According to modern sources, director Albert Lewin admired the work of painter Ivan Le Lorraine Albright and so commissioned him to paint four portraits showing the stages of Dorian's dissolution. Albright, who arrived in Los Angeles with his twin brother Malvin, also a painter, was paid $75,000 for the rights to the paintings. It is unclear whether Malvin helped his brother with the project. After creating the portrait of the ravaged Dorian, Albright fell behind and did not have time to complete the others. The studio then hired Henrique Medina to paint the picture of the young Dorian. According to M-G-M publicity items contained in the AMPAS Library, the statue of the Egyptian cat goddess in Dorian's living room was cast from the original in the St. Louis Art Museum. A modern source adds that Lewin created the character of "David Stone" so that the picture would have a happy ending.
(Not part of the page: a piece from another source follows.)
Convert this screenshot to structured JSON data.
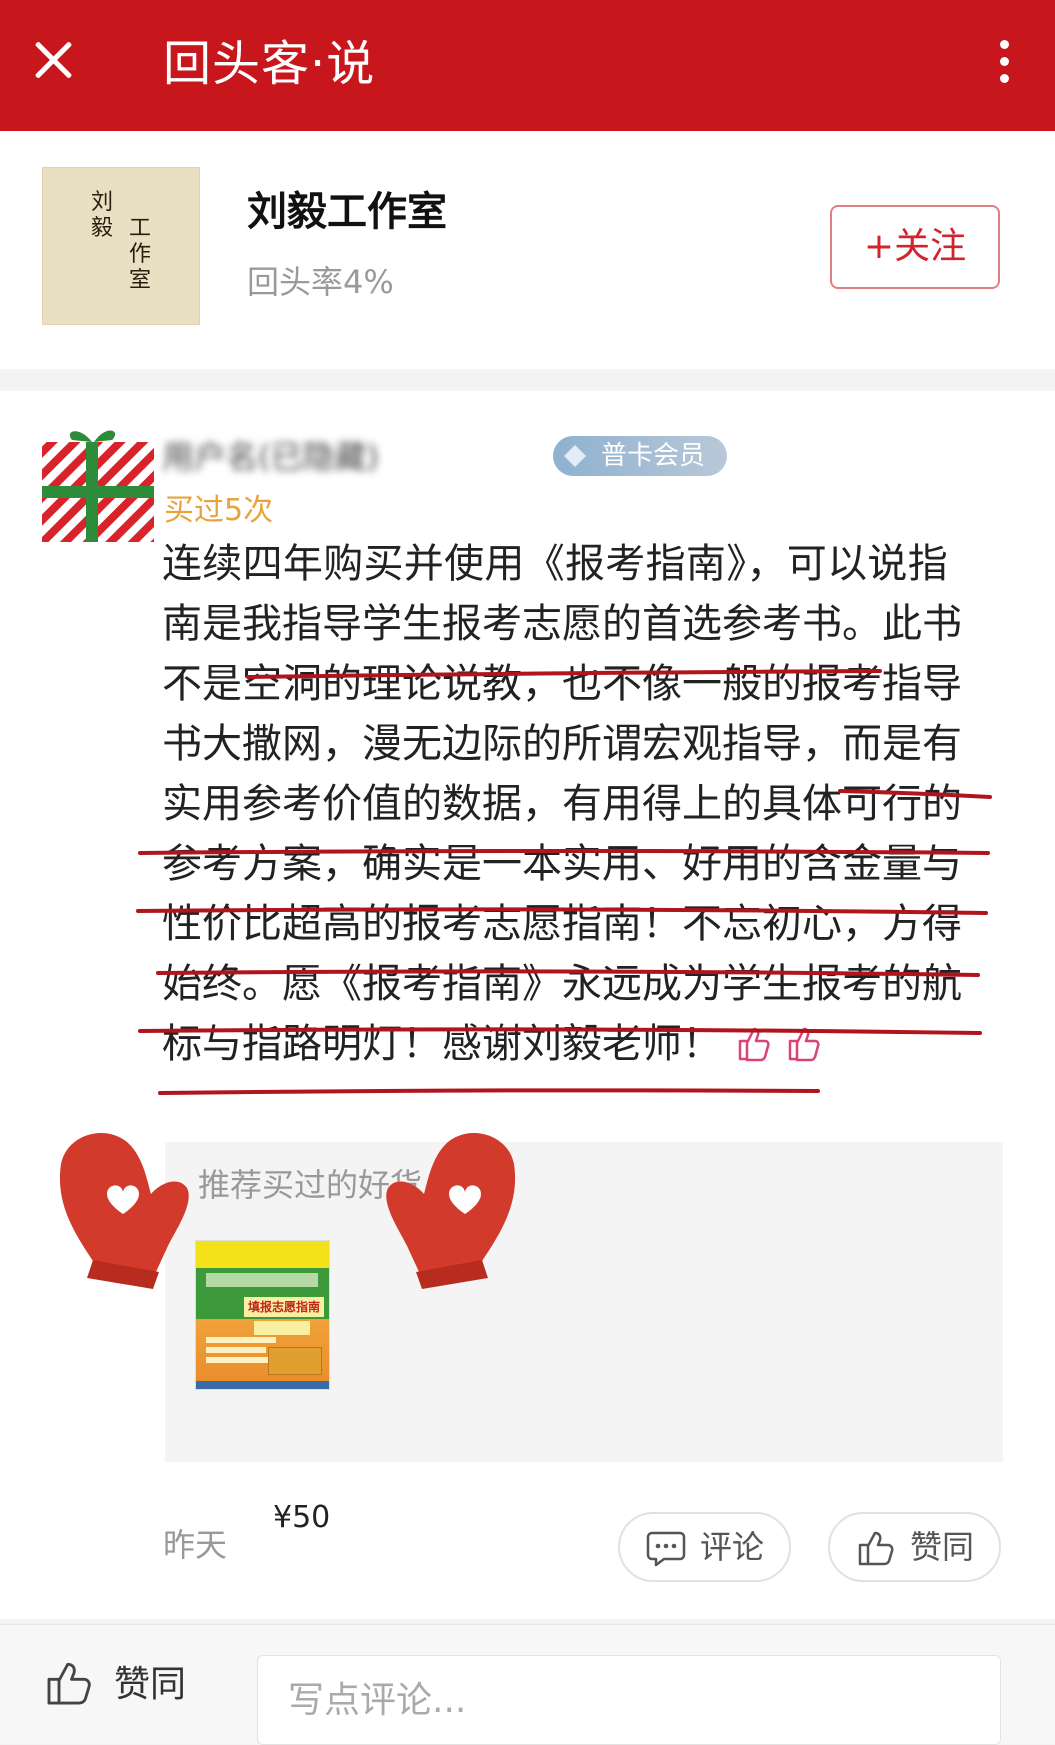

The film received an Academy Award for Best Black and White Cinematography and was nominated for the following Academy Awards: Best Supporting Actress (Angela Lansbury), Best Art Direction and Best Set Direction. Among the many other adaptations of Oscar Wilde's novel are a 1910 Danish film; a 1913 New York Motion Picture Company two reeler, directed by M. Moore and starring Harris Gordon and Ernest Howard; and a 1970 international co-production titled Dorian Gray, directed by Massimo Dallamano and starring Helmut Berger and Richard Todd. On May 21, 1928, a play based on Wilde's novel titled Dorian Gray, directed by Augustus Thoren and starring Howard Cull and Lionel Adams opened in New York. Television versions include a December 6, 1961 CBS broadcast, directed by Paul Bogart and starring Sir Cedric Hardwicke and John Fraser, and a April 23, 1973 ABC version, directed by Glen Jordan and starring Shane Briant and Nigel Davenport.